Ahlam (2016)

Trévidic Marc

Lorsqu’en 2000 Paul, célèbre peintre français, débarque aux Kerkennah en Tunisie, l’archipel est un petit paradis pour qui cherche paix et beauté. L’artiste s’installe dans « la maison de la mer », noue une forte amitié avec la famille de Farhat le pêcheur, et particulièrement avec Issam et Ahlam, ses enfants incroyablement doués pour la musique et la peinture. Peut-être pourront-ils, à eux trois, réaliser le rêve de Paul : une oeuvre unique et totale où s’enlaceraient tous les arts. Mais dix ans passent et le tumulte du monde arrive jusqu’à l’île. Ben Ali est chassé. L’islamisme gagne du terrain.

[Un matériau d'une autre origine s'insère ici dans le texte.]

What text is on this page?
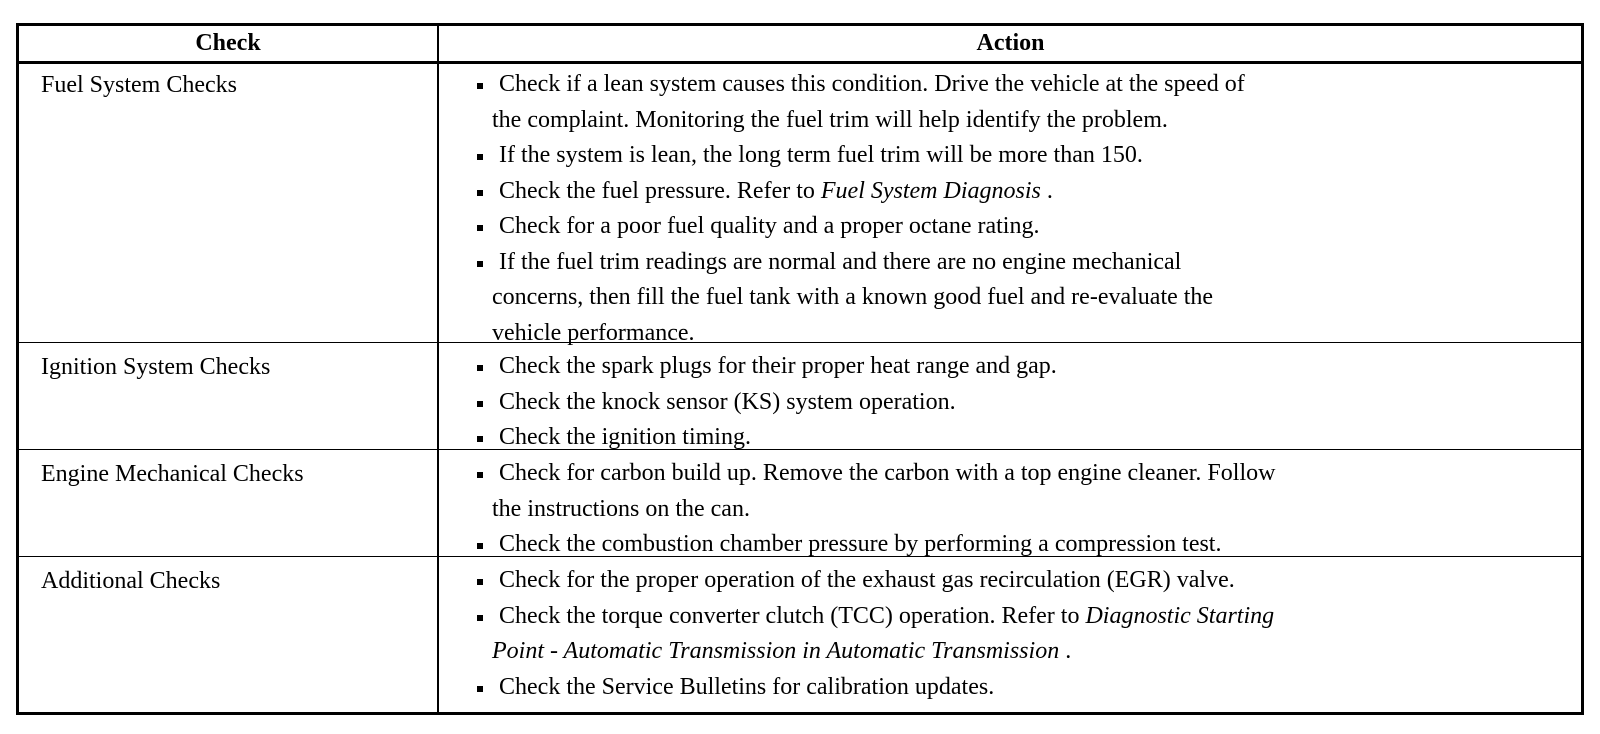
Check	Action
Fuel System Checks	Check if a lean system causes this condition. Drive the vehicle at the speed of
the complaint. Monitoring the fuel trim will help identify the problem.
If the system is lean, the long term fuel trim will be more than 150.
Check the fuel pressure. Refer to Fuel System Diagnosis .
Check for a poor fuel quality and a proper octane rating.
If the fuel trim readings are normal and there are no engine mechanical
concerns, then fill the fuel tank with a known good fuel and re-evaluate the
vehicle performance.
Ignition System Checks	Check the spark plugs for their proper heat range and gap.
Check the knock sensor (KS) system operation.
Check the ignition timing.
Engine Mechanical Checks	Check for carbon build up. Remove the carbon with a top engine cleaner. Follow
the instructions on the can.
Check the combustion chamber pressure by performing a compression test.
Additional Checks	Check for the proper operation of the exhaust gas recirculation (EGR) valve.
Check the torque converter clutch (TCC) operation. Refer to Diagnostic Starting
Point - Automatic Transmission in Automatic Transmission .
Check the Service Bulletins for calibration updates.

L’affrontement entre la beauté de l’art et le fanatisme religieux peut commencer.

  • - Année de publication : 2016
  • - Pages : 319
  • - Éditeur : JC Lattès
  • - Langue : Français

A propos de l'auteur :

Trévidic Marc :

Marc Trévidic, grande figure de l’antiterrorisme en France, est spécialiste des filières islamistes. Avec ce roman, le juge trace de façon implacable, glaçante, le portrait d’un monde qui chavire.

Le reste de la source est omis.